School of Automation Science and Electrical Engineering, Beihang University, Beijing 100191, China.
Sensors (Basel). 2022 Mar 23;22(7):2463. doi: 10.3390/s22072463.
In recent years, aviation security has become an important area of concern as foreign object debris (FOD) on the airport pavement has a huge potential risk to aircraft during takeoff and landing. Therefore, accurate detection of FOD is important to ensure aircraft flight safety. This paper proposes a novel method to detect FOD based on random forest. The complexity of information in airfield pavement images and the variability of FOD make FOD features difficult to design manually. To overcome this challenge, this study designs the pixel visual feature (PVF), in which weight and receptive field are determined through learning to obtain the optimal PVF. Then, the framework of random forest employing the optimal PVF to segment FOD is proposed. The effectiveness of the proposed method is demonstrated on the FOD dataset. The results show that compared with the original random forest and the deep learning method of Deeplabv3+, the proposed method is superior in precision and recall for FOD detection. This work aims to improve the accuracy of FOD detection and provide a reference for researchers interested in FOD detection in aviation.

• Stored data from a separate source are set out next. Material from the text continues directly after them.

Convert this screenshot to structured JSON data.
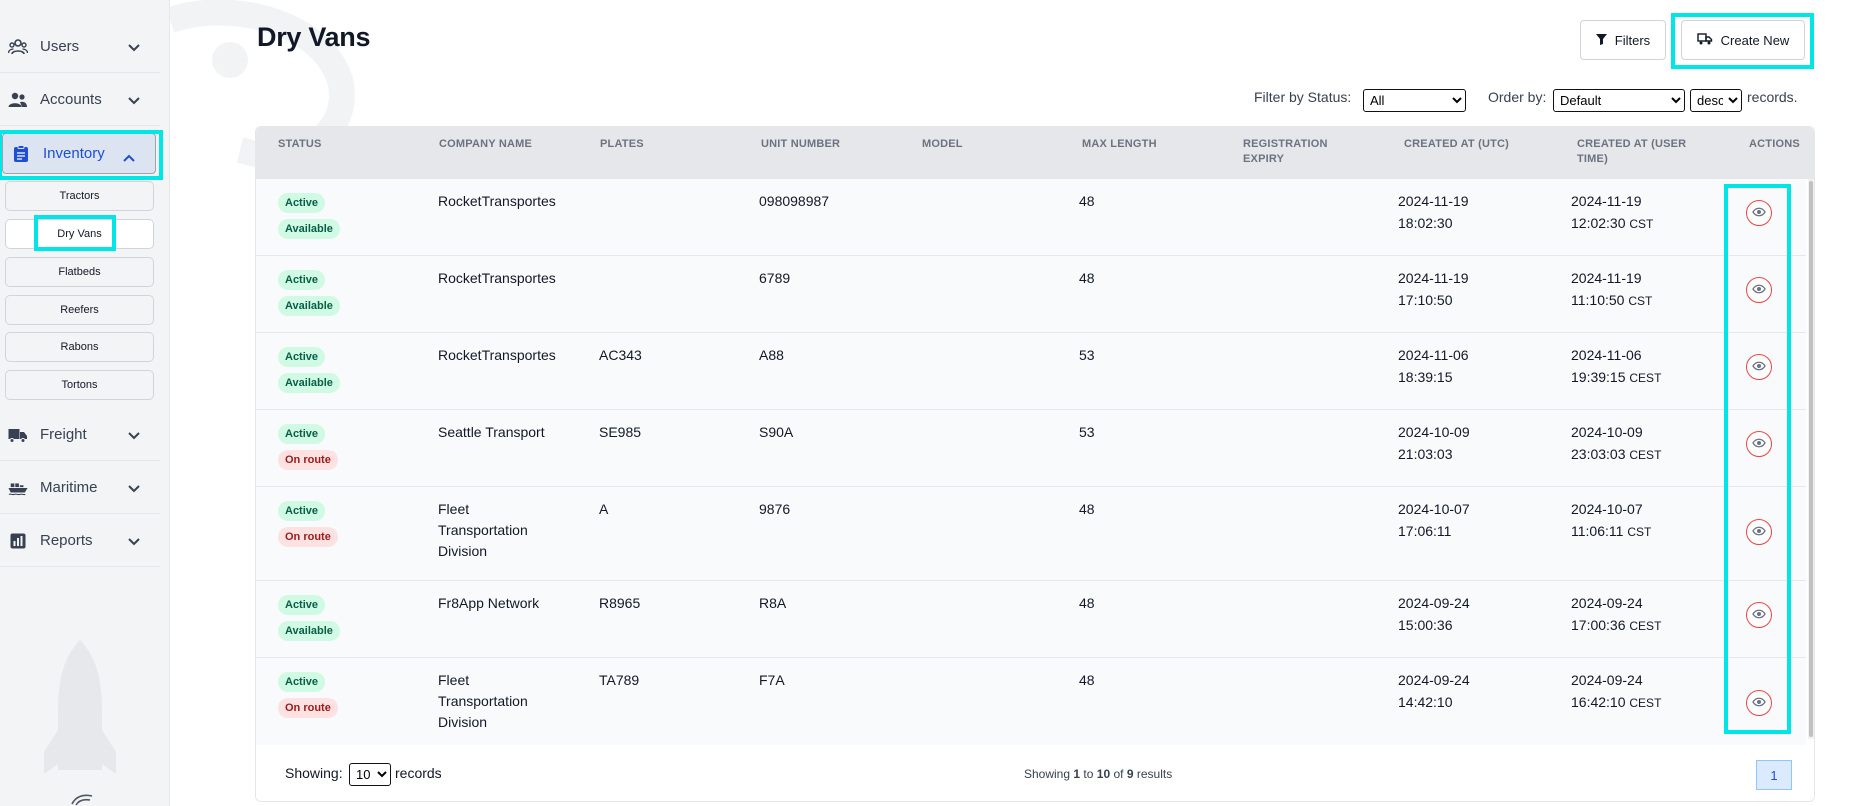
{
  "sidebar": {
    "items": [
      {
        "label": "Users"
      },
      {
        "label": "Accounts"
      },
      {
        "label": "Inventory"
      },
      {
        "label": "Freight"
      },
      {
        "label": "Maritime"
      },
      {
        "label": "Reports"
      }
    ],
    "sub_items": [
      "Tractors",
      "Dry Vans",
      "Flatbeds",
      "Reefers",
      "Rabons",
      "Tortons"
    ]
  },
  "page": {
    "title": "Dry Vans"
  },
  "toolbar": {
    "filters_label": "Filters",
    "create_label": "Create New"
  },
  "filters": {
    "status_label": "Filter by Status:",
    "status_value": "All",
    "order_label": "Order by:",
    "order_value": "Default",
    "direction_value": "desc",
    "records_suffix": "records."
  },
  "table": {
    "columns": [
      "Status",
      "Company Name",
      "Plates",
      "Unit Number",
      "Model",
      "Max Length",
      "Registration Expiry",
      "Created At (UTC)",
      "Created At (User Time)",
      "Actions"
    ],
    "rows": [
      {
        "status": "Active",
        "availability": "Available",
        "company": "RocketTransportes",
        "plates": "",
        "unit": "098098987",
        "model": "",
        "max_length": "48",
        "reg_expiry": "",
        "created_utc_date": "2024-11-19",
        "created_utc_time": "18:02:30",
        "created_user_date": "2024-11-19",
        "created_user_time": "12:02:30",
        "created_user_tz": "CST"
      },
      {
        "status": "Active",
        "availability": "Available",
        "company": "RocketTransportes",
        "plates": "",
        "unit": "6789",
        "model": "",
        "max_length": "48",
        "reg_expiry": "",
        "created_utc_date": "2024-11-19",
        "created_utc_time": "17:10:50",
        "created_user_date": "2024-11-19",
        "created_user_time": "11:10:50",
        "created_user_tz": "CST"
      },
      {
        "status": "Active",
        "availability": "Available",
        "company": "RocketTransportes",
        "plates": "AC343",
        "unit": "A88",
        "model": "",
        "max_length": "53",
        "reg_expiry": "",
        "created_utc_date": "2024-11-06",
        "created_utc_time": "18:39:15",
        "created_user_date": "2024-11-06",
        "created_user_time": "19:39:15",
        "created_user_tz": "CEST"
      },
      {
        "status": "Active",
        "availability": "On route",
        "company": "Seattle Transport",
        "plates": "SE985",
        "unit": "S90A",
        "model": "",
        "max_length": "53",
        "reg_expiry": "",
        "created_utc_date": "2024-10-09",
        "created_utc_time": "21:03:03",
        "created_user_date": "2024-10-09",
        "created_user_time": "23:03:03",
        "created_user_tz": "CEST"
      },
      {
        "status": "Active",
        "availability": "On route",
        "company": "Fleet Transportation Division",
        "plates": "A",
        "unit": "9876",
        "model": "",
        "max_length": "48",
        "reg_expiry": "",
        "created_utc_date": "2024-10-07",
        "created_utc_time": "17:06:11",
        "created_user_date": "2024-10-07",
        "created_user_time": "11:06:11",
        "created_user_tz": "CST"
      },
      {
        "status": "Active",
        "availability": "Available",
        "company": "Fr8App Network",
        "plates": "R8965",
        "unit": "R8A",
        "model": "",
        "max_length": "48",
        "reg_expiry": "",
        "created_utc_date": "2024-09-24",
        "created_utc_time": "15:00:36",
        "created_user_date": "2024-09-24",
        "created_user_time": "17:00:36",
        "created_user_tz": "CEST"
      },
      {
        "status": "Active",
        "availability": "On route",
        "company": "Fleet Transportation Division",
        "plates": "TA789",
        "unit": "F7A",
        "model": "",
        "max_length": "48",
        "reg_expiry": "",
        "created_utc_date": "2024-09-24",
        "created_utc_time": "14:42:10",
        "created_user_date": "2024-09-24",
        "created_user_time": "16:42:10",
        "created_user_tz": "CEST"
      }
    ]
  },
  "footer": {
    "showing_label": "Showing:",
    "page_size": "10",
    "records_label": "records",
    "summary_prefix": "Showing",
    "from": "1",
    "to_label": "to",
    "to": "10",
    "of_label": "of",
    "total": "9",
    "results_label": "results",
    "current_page": "1"
  },
  "colors": {
    "accent": "#1d4ed8",
    "highlight": "#00e5e5",
    "active_badge_bg": "#d1fae5",
    "active_badge_text": "#065f46",
    "onroute_badge_bg": "#fee2e2",
    "onroute_badge_text": "#991b1b",
    "action_icon": "#ef4444"
  }
}
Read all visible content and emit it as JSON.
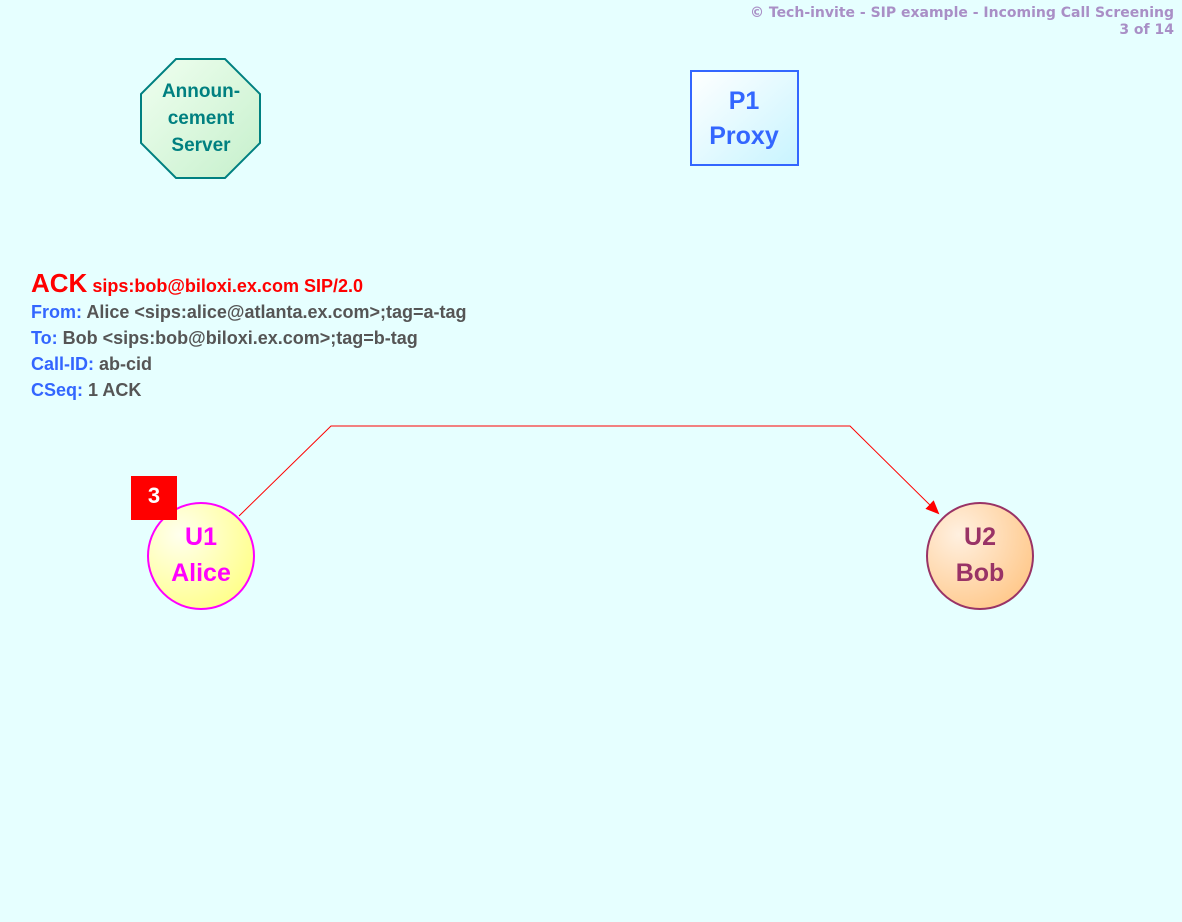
{
  "header": {
    "title": "© Tech-invite - SIP example - Incoming Call Screening",
    "page": "3 of 14"
  },
  "nodes": {
    "announcement_server": {
      "line1": "Announ-",
      "line2": "cement",
      "line3": "Server",
      "color": "#008080"
    },
    "p1_proxy": {
      "line1": "P1",
      "line2": "Proxy",
      "color": "#3366ff"
    },
    "u1_alice": {
      "line1": "U1",
      "line2": "Alice",
      "color": "#ff00ff"
    },
    "u2_bob": {
      "line1": "U2",
      "line2": "Bob",
      "color": "#993366"
    }
  },
  "step": {
    "number": "3",
    "from": "U1 Alice",
    "to": "U2 Bob",
    "arrow_color": "#ff0000"
  },
  "message": {
    "method": "ACK",
    "request_uri": "sips:bob@biloxi.ex.com SIP/2.0",
    "headers": [
      {
        "name": "From",
        "value": "Alice <sips:alice@atlanta.ex.com>;tag=a-tag"
      },
      {
        "name": "To",
        "value": "Bob <sips:bob@biloxi.ex.com>;tag=b-tag"
      },
      {
        "name": "Call-ID",
        "value": "ab-cid"
      },
      {
        "name": "CSeq",
        "value": "1 ACK"
      }
    ]
  }
}
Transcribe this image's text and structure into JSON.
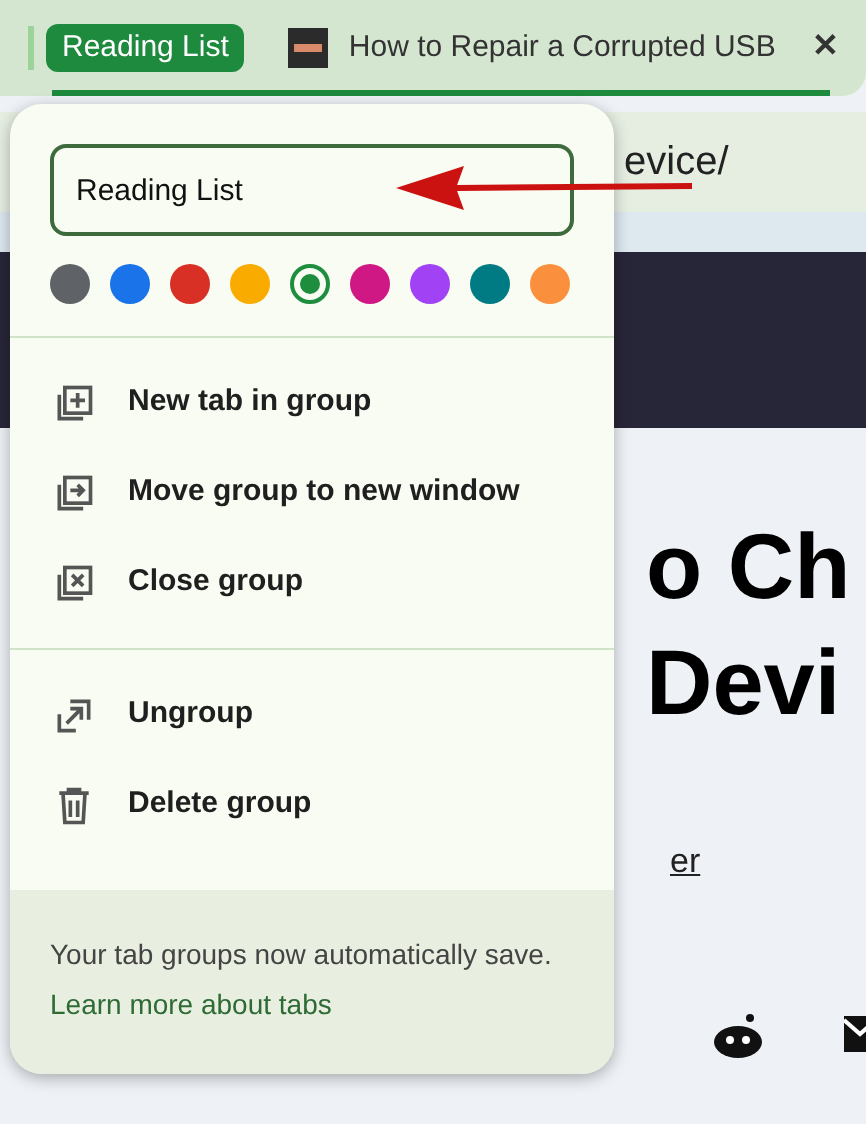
{
  "tab_strip": {
    "group_chip": {
      "label": "Reading List",
      "color": "#1e8a3e"
    },
    "tab": {
      "title": "How to Repair a Corrupted USB",
      "close": "✕"
    }
  },
  "address_bar": {
    "url_tail": "evice/"
  },
  "page": {
    "heading_lines": [
      "o Ch",
      "Devi"
    ],
    "link_text": "er"
  },
  "popup": {
    "name_field": {
      "value": "Reading List"
    },
    "colors": [
      {
        "color": "#5f6368",
        "selected": false
      },
      {
        "color": "#1a73e8",
        "selected": false
      },
      {
        "color": "#d93025",
        "selected": false
      },
      {
        "color": "#f9ab00",
        "selected": false
      },
      {
        "color": "#1e8e3e",
        "selected": true
      },
      {
        "color": "#d01884",
        "selected": false
      },
      {
        "color": "#a142f4",
        "selected": false
      },
      {
        "color": "#007b83",
        "selected": false
      },
      {
        "color": "#fa903e",
        "selected": false
      }
    ],
    "sections": [
      [
        {
          "kind": "new-tab",
          "label": "New tab in group"
        },
        {
          "kind": "move",
          "label": "Move group to new window"
        },
        {
          "kind": "close",
          "label": "Close group"
        }
      ],
      [
        {
          "kind": "ungroup",
          "label": "Ungroup"
        },
        {
          "kind": "delete",
          "label": "Delete group"
        }
      ]
    ],
    "footer": {
      "text": "Your tab groups now automatically save.",
      "link": "Learn more about tabs"
    }
  }
}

近年来,航空安全成为一个重要关注点,因为机场跑道上的外来物碎片 (FOD) 在飞机起飞和降落时存在巨大的潜在风险。因此,准确检测 FOD 对于确保飞机飞行安全至关重要。本文提出了一种基于随机森林的 FOD 检测新方法。机场跑道图像中的信息复杂性和 FOD 的可变性使得 FOD 特征难以手动设计。为了克服这一挑战,本研究设计了像素视觉特征 (PVF),通过学习确定权重和感受野,以获得最优的 PVF。然后,提出了一种采用最优 PVF 分割 FOD 的随机森林框架。在 FOD 数据集上验证了所提方法的有效性。结果表明,与原始随机森林和 Deeplabv3+ 的深度学习方法相比,所提方法在 FOD 检测的精度和召回率方面表现更优。本工作旨在提高 FOD 检测的准确性,为对航空 FOD 检测感兴趣的研究人员提供参考。